Blair’s first published photographs in the National Geographic Magazine included unique images from Yosemite National Park and California. Soon after his internship, Blair traveled to Asia Minor, Africa and Europe – all for the National Geographic. During the 1970’s he established himself as a contract photographer with the magazine, and began specializing in adventure stories taking him from the Berkshires to the Mediterranean Sea.

A November 1984 National Geographic Cover featured a 3D hologram of the African Taung Child – a human ancestor. Blair, working with the famed optical scientist Kenneth Haines, helped produce the first field hologram, shot in South Africa, ever done in anthropology. More than 9 million magazines went out around the world with the priceless fossil reproduced in 3D.

A new skill – underwater photography – also started to develop in 1971 while working on the Kyrenia Wreck in Cyprus. More underwater articles began to appear: the Glass Wreck (Turkey), the Quicksilver Galleons (Dominican Republic), Monterey Bay (California), the Lusitania (Ireland), Treasures from the Silver Bank (Dominican Republic), Life Without Light (Gulf of Mexico), and his most recent underwater adventure – the Last Dive of I-52 – which took him to record breaking dives 17,000 feet under the Atlantic in December 1998.

From 1996 to 2001 he worked on a series of 5 articles about the Rise of Life on earth for the National Geographic Magazine, which took him around the world in search of new images. His most recent story, The Big Bloom – about flowering plants – appeared in the July 2002 issue. Jonathan, through his agents, now has more than 12,000 images – representing his entire career – for immediate sale on line via the Internet.

Blair accepted a full time position with the Nauticos Corporation – an ocean discovery company – in December 2001, as their Director of Media Development. He was the photographer – and in charge of underwater imaging – on the first Nauticos expedition, during the spring of 2002, in search of Amelia Earhart’s airplane. November 2002 saw the debut of the National Geographic Channel program, Mystery of the Dakar – the successful Nauticos search for a long lost, and missing Israeli submarine. The 50-minute special was co-produced by Nauticos and the National Geographic Channel. Nauticos has been sold, and he has left the company, but the search for the Earhart plane continues.

Jonathan also completed a digital, underwater photographic assignment for Odyssey Marine Exploration, and the National Geographic Magazine. It was his 39th, producing images from the SS Republic shipwreck, for the September 2004 issue of the magazine.

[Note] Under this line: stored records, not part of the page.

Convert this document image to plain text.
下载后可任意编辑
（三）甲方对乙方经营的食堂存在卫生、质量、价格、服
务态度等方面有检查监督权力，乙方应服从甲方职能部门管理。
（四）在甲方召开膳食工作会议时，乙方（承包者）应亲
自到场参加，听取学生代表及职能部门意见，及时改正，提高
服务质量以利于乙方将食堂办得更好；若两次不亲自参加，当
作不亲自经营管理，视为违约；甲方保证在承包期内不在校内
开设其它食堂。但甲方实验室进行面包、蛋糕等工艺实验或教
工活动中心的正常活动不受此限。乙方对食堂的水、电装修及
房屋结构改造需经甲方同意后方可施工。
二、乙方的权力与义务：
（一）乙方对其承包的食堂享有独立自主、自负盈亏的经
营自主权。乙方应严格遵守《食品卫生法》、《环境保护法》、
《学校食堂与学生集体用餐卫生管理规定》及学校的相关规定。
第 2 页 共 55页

Recently he conducted two digital photography workshops. The first one took place at the Delaware College of Art and Design, and featured a photographic field trip to the Eastern State Penitentiary in Philadelphia. The second workshop took Jonathan out to the University of Wisconsin in Superior. There, the digital photography students ended up in an auto junkyard! (See “The Spring Room” photo featured in the Gallery.)

Blair now resides in the Catskill Mountains of New York State, where he has been renovating a log house, which he describes as having the best view in town -- Accord, New York.